Era por la tarde y estaba yo en las fiestas de San Salvador en Sofán.  Aquella romería estaba llena de gente.  Antes del anochecer  yo y un compañero nos marchamos para A Ramiscosa, otra aldea que estaba a 3 kilómetros. Sobre las doce de la noche en el campo de la fiesta de San salvador se inició una pelea entre la juventud, y acabó con un joven muerto. En aquel momento y con el follón que había allí montado, nadie sabía quien era el culpable; pero dos de los allí presentes que no se llevaban bien conmigo, corrieron la voz de que había sido yo.  Al día siguiente por la mañana me entero de lo ocurrido. Dos días después vino la guardia civil a  casa de mi padre y me llevaron esposado. Los diez kilómetros que separan mi casa del cuartel de la guardia civil en Carballo, fueron un cúmulo de malos tratos, tanto físicos, como verbales. insistía en que era inocente y que por favor, que llamaran a las pruebas que les estaba dando, pero ellos en vez de comprobar, decían que mentía. Al llegar al cuartel, un guardia civil de mayor rango llamado Ricardo, me pegó unos diez palos seguidos con una especie de bastón, que era la porra de aquel entonces. Quería que firmase mi culpabilidad en una declaración; y le dije que ya podían ir matándome que jamás firmaría eso. Cada vez que insistía en mi inocencia y les rogaba que fueran a las dos aldeas a preguntar, y,  verían como estaba diciendo la verdad, ellos más me amenazaban. La palabra injusticia ni la podía pronunciar, sino ya era palo seguro.

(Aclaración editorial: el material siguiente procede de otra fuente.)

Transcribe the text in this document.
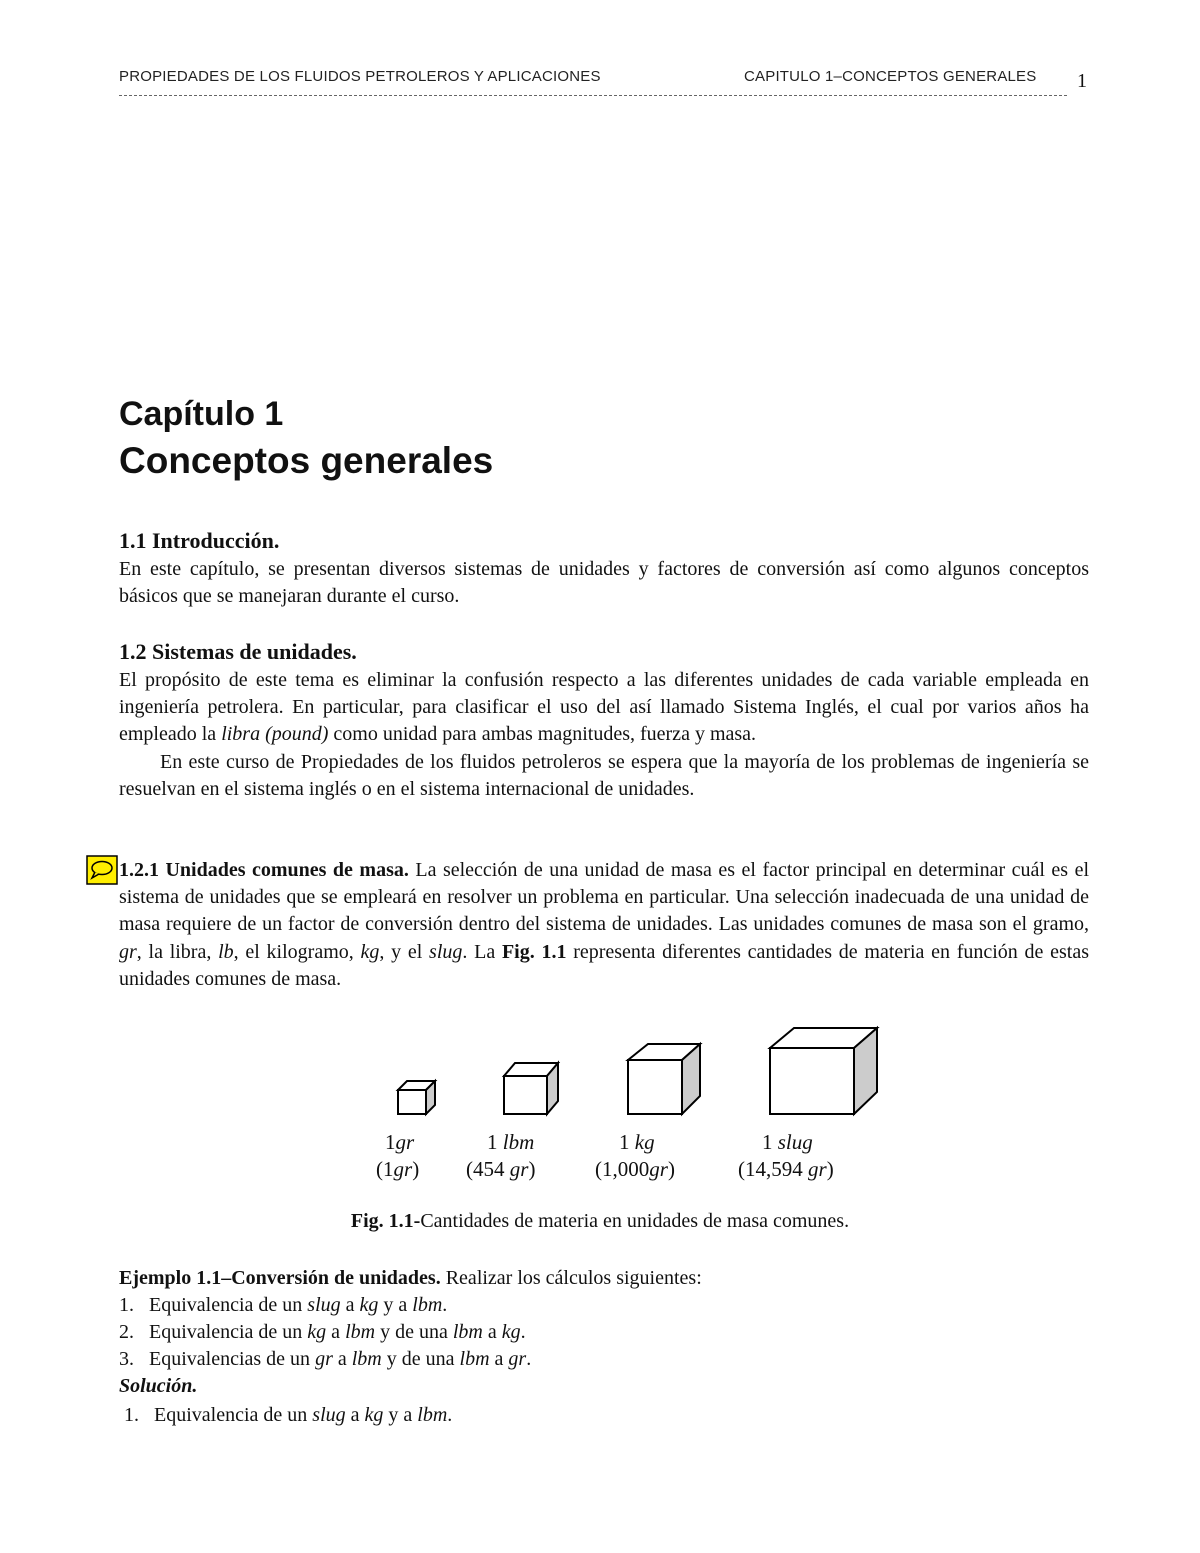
PROPIEDADES DE LOS FLUIDOS PETROLEROS Y APLICACIONES	CAPITULO 1–CONCEPTOS GENERALES 1
Capítulo 1
Conceptos generales
1.1 Introducción.

En este capítulo, se presentan diversos sistemas de unidades y factores de conversión así como algunos conceptos básicos que se manejaran durante el curso.

1.2 Sistemas de unidades.

El propósito de este tema es eliminar la confusión respecto a las diferentes unidades de cada variable empleada en ingeniería petrolera. En particular, para clasificar el uso del así llamado Sistema Inglés, el cual por varios años ha empleado la libra (pound) como unidad para ambas magnitudes, fuerza y masa.

En este curso de Propiedades de los fluidos petroleros se espera que la mayoría de los problemas de ingeniería se resuelvan en el sistema inglés o en el sistema internacional de unidades.

1.2.1 Unidades comunes de masa. La selección de una unidad de masa es el factor principal en determinar cuál es el sistema de unidades que se empleará en resolver un problema en particular. Una selección inadecuada de una unidad de masa requiere de un factor de conversión dentro del sistema de unidades. Las unidades comunes de masa son el gramo, gr, la libra, lb, el kilogramo, kg, y el slug. La Fig. 1.1 representa diferentes cantidades de materia en función de estas unidades comunes de masa.

1gr
(1gr)
1 lbm
(454 gr)
1 kg
(1,000gr)
1 slug
(14,594 gr)
Fig. 1.1-Cantidades de materia en unidades de masa comunes.
Ejemplo 1.1–Conversión de unidades. Realizar los cálculos siguientes:
1. Equivalencia de un slug a kg y a lbm.
2. Equivalencia de un kg a lbm y de una lbm a kg.
3. Equivalencias de un gr a lbm y de una lbm a gr.
Solución.
1. Equivalencia de un slug a kg y a lbm.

Me llevaron ante el juez a declarar, pero no me sirvió de nada. En aquella época había cárcel en Carballo, donde pasé 17 meses.  Estábamos allí metidos 20 presos. Todo este tiempo, estuve mantenido por mi padre y hermanos, porque aunque el estado mandaba unos haberes a los presos; quien se quedaba con ellos era el cabrón del Zamora, carcelero municipal. Yo tenía 19 años, pero cada vez que reclamaba los haberes que me correspondían, las amenazas del desgraciado del Zamora, subían de tono. Me trasladaron a la carcel provincial en A coruña, donde estuve un año. Se celebró el juicio, pero mis testigos no valieron de nada, en contra de dos testigos falsos y me condenaron a 14 años 8 meses y 1 día.